La mutinerie menée par la milice Wagner puis avortée en Russie a semé la confusion et affaibli l’image de Vladimir Poutine et de ses chefs militaires, ce qui pourrait avoir un impact, au moins psychologique, sur le cours de la guerre en Ukraine, s’accordent les analystes.
D’un point de vue tactique, les conséquences immédiates de cet épisode sur le conflit restent très incertaines, Wagner ne jouant plus de véritable rôle à l’heure actuelle sur le théâtre ukrainien, commente Rob Lee, du Foreign Policy research Institute.
« Les forces de Wagner ont été remplacées fin mai-début juin à Bakhmout (dans l’est de l’Ukraine, où les mercenaires ont combattu de longs mois, ndlr), et je ne pense pas qu’ils soient actuellement sur le front ou que certains aient été rappelés pour participer à cet événement », écrit l’expert sur Twitter, rappelant que « Wagner est une force d’assaut, pas une force défensive » dont les Russes ont besoin pour bloquer la contre-offensive ukrainienne en cours.
En revanche, le coup de force du chef du groupe paramilitaire, Evguéni Prigojine, « a défié directement l’autorité de Poutine » et « révèle des fissures réelles » au plus haut niveau de l’Etat russe, a estimé dimanche le chef de la diplomatie américaine, Antony Blinken. « Cet épisode affaiblit la crédibilité de Poutine, qui s’est montré en pleine crise de panique à la télévision » samedi, souligne à l’AFP William Alberque, de l’Institut international pour les études stratégiques (IISS).
« Tout le monde à Moscou se demande: « si c’était une insurrection de 5 minutes, pourquoi le président a-t-il parlé de guerre civile? » D’autre part, si Prigojine reste en vie, tous les acteurs russes de la sécurité se sentiront en position d’impunité » face au pouvoir.
Lors d’une folle équipée de 24 heures qui a mené ses milices à moins de 400 km de Moscou, le patron de Wagner a frontalement défié l’autorité du président russe avant de faire volte-face, de retirer ses hommes et de partir s’installer au Bélarus voisin. Sa colonne a néanmoins pu progresser de plusieurs centaines de kilomètres sans être inquiétée, abattant sur son passage une demi-douzaine d’hélicoptères et un avion militaire russes.
Coup au moral
Avant leur retrait, les paramilitaires ont également pris temporairement le contrôle à Rostov (sud-ouest de la Russie) du quartier général de l’armée russe, d’où sont pilotées les opérations en Ukraine.

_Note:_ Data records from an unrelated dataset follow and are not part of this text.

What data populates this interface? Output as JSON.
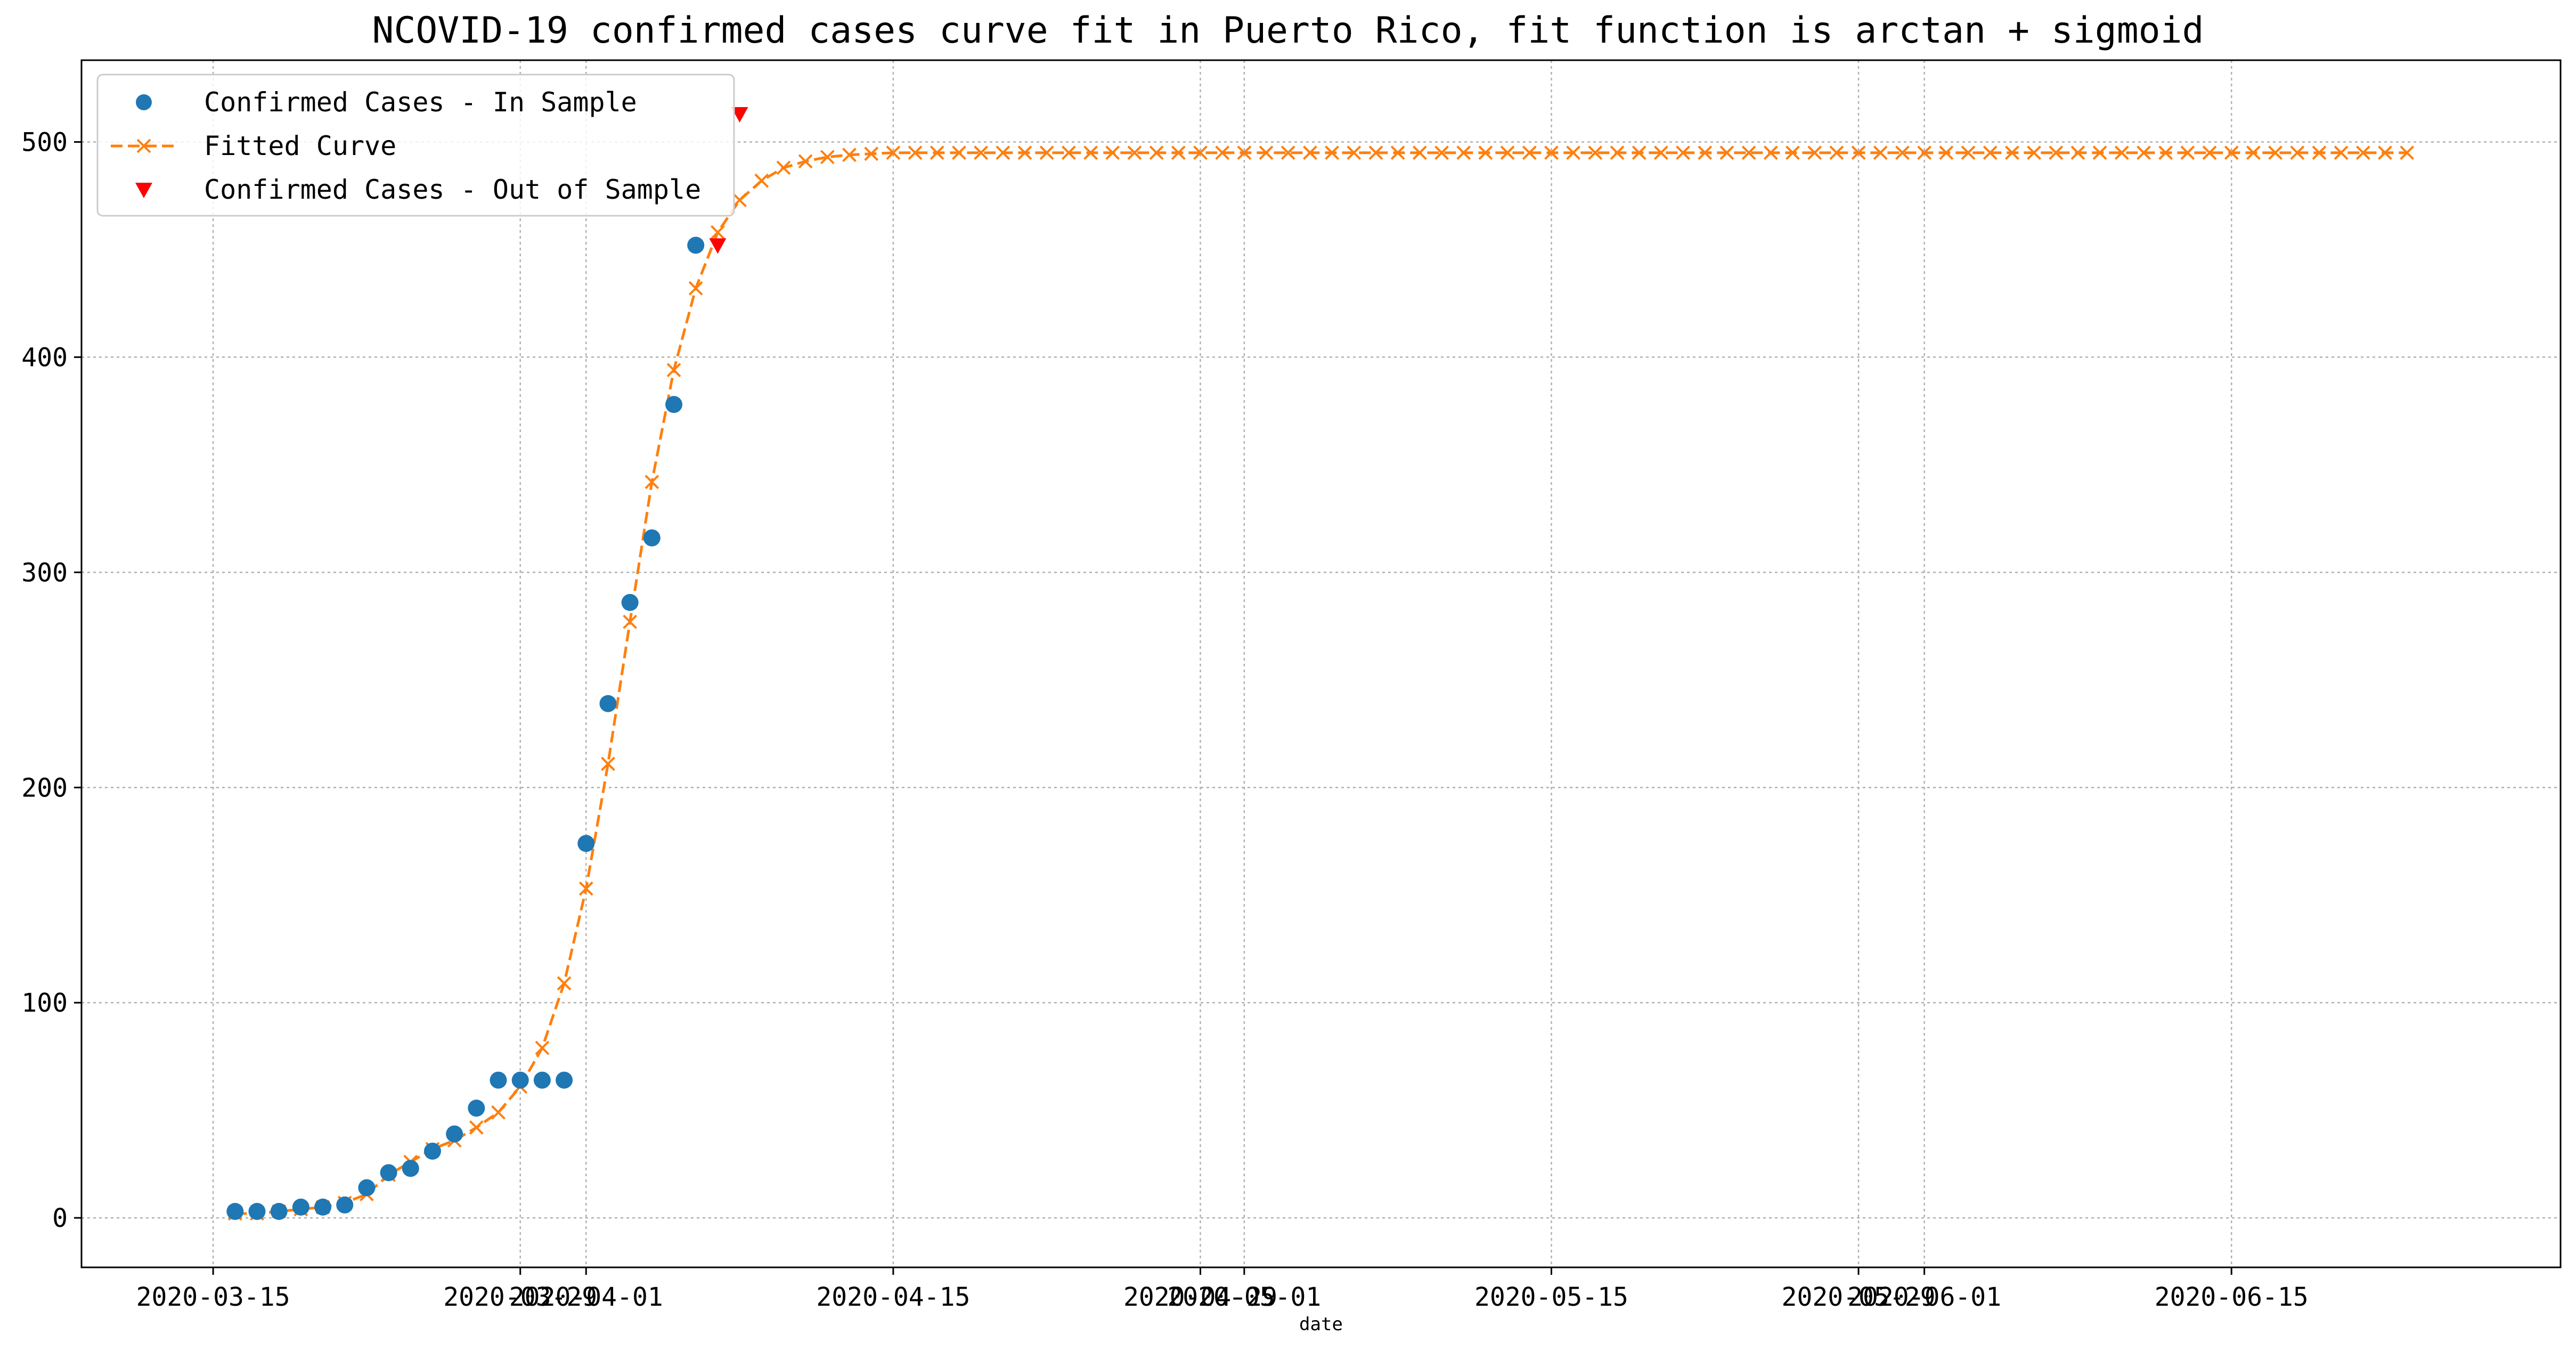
{
  "chart_data": {
    "type": "line",
    "title": "NCOVID-19 confirmed cases curve fit in Puerto Rico, fit function is arctan + sigmoid",
    "xlabel": "date",
    "ylabel": "",
    "x_axis": {
      "type": "date",
      "range": [
        "2020-03-09",
        "2020-06-30"
      ],
      "ticks": [
        {
          "date": "2020-03-15",
          "label": "2020-03-15"
        },
        {
          "date": "2020-03-29",
          "label": "2020-03-29"
        },
        {
          "date": "2020-04-01",
          "label": "2020-04-01"
        },
        {
          "date": "2020-04-15",
          "label": "2020-04-15"
        },
        {
          "date": "2020-04-29",
          "label": "2020-04-29"
        },
        {
          "date": "2020-05-01",
          "label": "2020-05-01"
        },
        {
          "date": "2020-05-15",
          "label": "2020-05-15"
        },
        {
          "date": "2020-05-29",
          "label": "2020-05-29"
        },
        {
          "date": "2020-06-01",
          "label": "2020-06-01"
        },
        {
          "date": "2020-06-15",
          "label": "2020-06-15"
        }
      ]
    },
    "y_axis": {
      "range": [
        -23,
        538
      ],
      "ticks": [
        0,
        100,
        200,
        300,
        400,
        500
      ]
    },
    "grid": true,
    "legend_position": "upper-left",
    "series": [
      {
        "name": "Confirmed Cases - In Sample",
        "marker": "circle",
        "color": "#1f77b4",
        "points": [
          [
            "2020-03-16",
            3
          ],
          [
            "2020-03-17",
            3
          ],
          [
            "2020-03-18",
            3
          ],
          [
            "2020-03-19",
            5
          ],
          [
            "2020-03-20",
            5
          ],
          [
            "2020-03-21",
            6
          ],
          [
            "2020-03-22",
            14
          ],
          [
            "2020-03-23",
            21
          ],
          [
            "2020-03-24",
            23
          ],
          [
            "2020-03-25",
            31
          ],
          [
            "2020-03-26",
            39
          ],
          [
            "2020-03-27",
            51
          ],
          [
            "2020-03-28",
            64
          ],
          [
            "2020-03-29",
            64
          ],
          [
            "2020-03-30",
            64
          ],
          [
            "2020-03-31",
            64
          ],
          [
            "2020-04-01",
            174
          ],
          [
            "2020-04-02",
            239
          ],
          [
            "2020-04-03",
            286
          ],
          [
            "2020-04-04",
            316
          ],
          [
            "2020-04-05",
            378
          ],
          [
            "2020-04-06",
            452
          ]
        ]
      },
      {
        "name": "Fitted Curve",
        "marker": "x",
        "line_style": "dashed",
        "color": "#ff7f0e",
        "model": "arctan + sigmoid",
        "start": "2020-03-16",
        "end": "2020-06-23",
        "values_first_days": [
          2,
          2,
          3,
          4,
          5,
          7,
          11,
          20,
          26,
          32,
          36,
          42,
          49,
          61,
          79,
          109,
          153,
          211,
          277,
          342,
          394,
          432,
          458,
          473,
          482,
          488,
          491,
          493,
          494,
          494.5
        ],
        "plateau": 495
      },
      {
        "name": "Confirmed Cases - Out of Sample",
        "marker": "triangle-down",
        "color": "#ff0000",
        "points": [
          [
            "2020-04-07",
            452
          ],
          [
            "2020-04-08",
            513
          ]
        ]
      }
    ]
  }
}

Un camouflet pour les deux ennemis jurés du chef milicien, le ministre de la Défense Sergueï Choïgou et le chef d’état-major Valéri Guerassimov, à qui il reproche d’avoir abandonné ses hommes sur le front ukrainien.
Samedi, cette extraordinaire confusion sur le sol russe a été immédiatement qualifiée par Kiev de « fenêtre d’opportunité », alors que ses troupes sont engagées dans une offensive pour déloger les troupes russes qui occupent une partie du sud et de l’est du pays. L’armée ukrainienne n’a pas pu s’empêcher un trait d’humour: la vidéo d’un soldat ukrainien regardant les informations sur sa tablette en mangeant avidement du popcorn est devenue virale sur les réseaux sociaux.

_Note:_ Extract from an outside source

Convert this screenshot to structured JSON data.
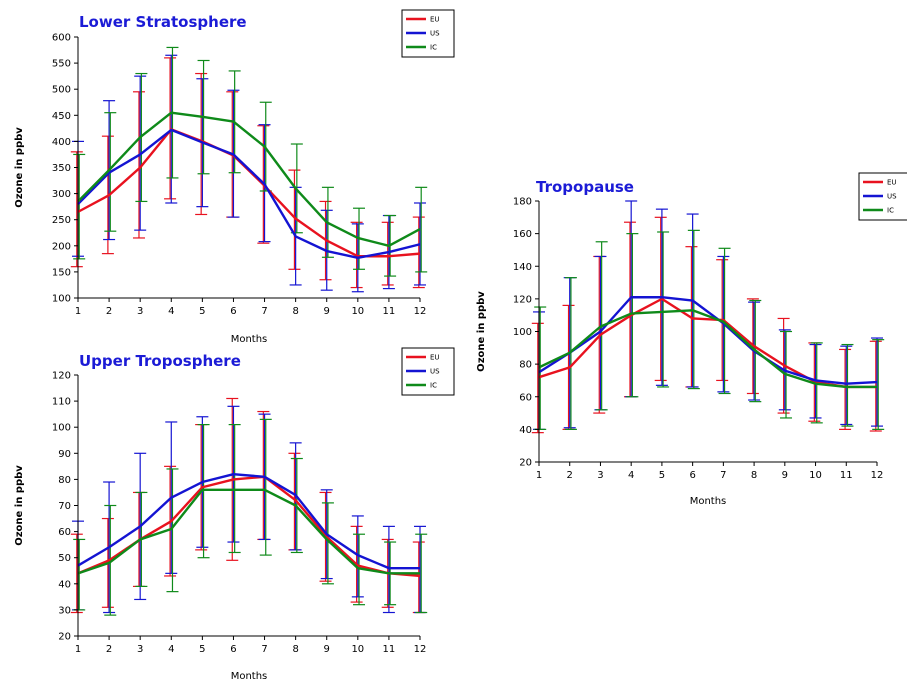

Moscou a de son côté prévenu que la rébellion avortée de Wagner n’affecterait « en aucun cas » ses opérations en Ukraine. Les frappes russes dans la profondeur se sont d’ailleurs poursuivies samedi, tuant 5 personnes à Kiev, selon le maire. Et la Russie a affirmé dimanche avoir repoussé plusieurs assauts des forces ukrainiennes dans l’est et le sud du pays, où Kiev avait annoncé avoir fait des progrès.

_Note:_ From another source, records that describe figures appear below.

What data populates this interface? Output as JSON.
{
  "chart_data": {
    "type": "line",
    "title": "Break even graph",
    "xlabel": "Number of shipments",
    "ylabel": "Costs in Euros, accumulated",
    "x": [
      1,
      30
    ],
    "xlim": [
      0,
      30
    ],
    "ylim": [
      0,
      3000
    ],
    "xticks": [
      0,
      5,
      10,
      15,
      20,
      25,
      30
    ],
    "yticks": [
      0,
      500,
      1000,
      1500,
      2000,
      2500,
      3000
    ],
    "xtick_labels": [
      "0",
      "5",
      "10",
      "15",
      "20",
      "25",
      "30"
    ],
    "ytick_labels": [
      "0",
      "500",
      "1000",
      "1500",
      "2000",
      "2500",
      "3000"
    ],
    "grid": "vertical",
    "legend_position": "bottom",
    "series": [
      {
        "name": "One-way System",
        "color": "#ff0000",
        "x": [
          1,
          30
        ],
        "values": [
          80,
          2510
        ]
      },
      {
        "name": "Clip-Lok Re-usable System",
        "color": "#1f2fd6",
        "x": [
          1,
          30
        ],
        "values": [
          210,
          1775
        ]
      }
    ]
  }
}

De l’avis des experts, il est toutefois très probable que la mutinerie constitue un coup au moral des troupes russes déployées en Ukraine, qui ont subi de très lourdes pertes en 16 mois pour des gains territoriaux marginaux.
« La colère contre les dirigeants russes n’est pas le seul apanage de Wagner, la rage de Prigojine contre l’élite pourrait se répandre au sein de l’armée russe », estime Lucian Kim, du Centre de réflexion américain Wilson, dans les colonnes de la revue Foreign Policy. Il est « sûr que cela doit atteindre le moral russe », renchérit Pierre Razoux, directeur académique de la Fondation méditerranéenne d’études stratégiques (FMES). « Côté ukrainien, il y a un momentum peut-être à utiliser pour percer le front, en tout cas gagner des positions ».
En revanche, prévient-il, « il faudra aussi sécuriser la frontière bélarusse parce qu’ils ne sont pas à l’abri d’un coup en traître. Si 15.000 hommes de Wagner déboulent depuis le Bélarus, ils peuvent faire des dégâts. C’est peut-être ce que Prigojine a négocié avec Poutine ».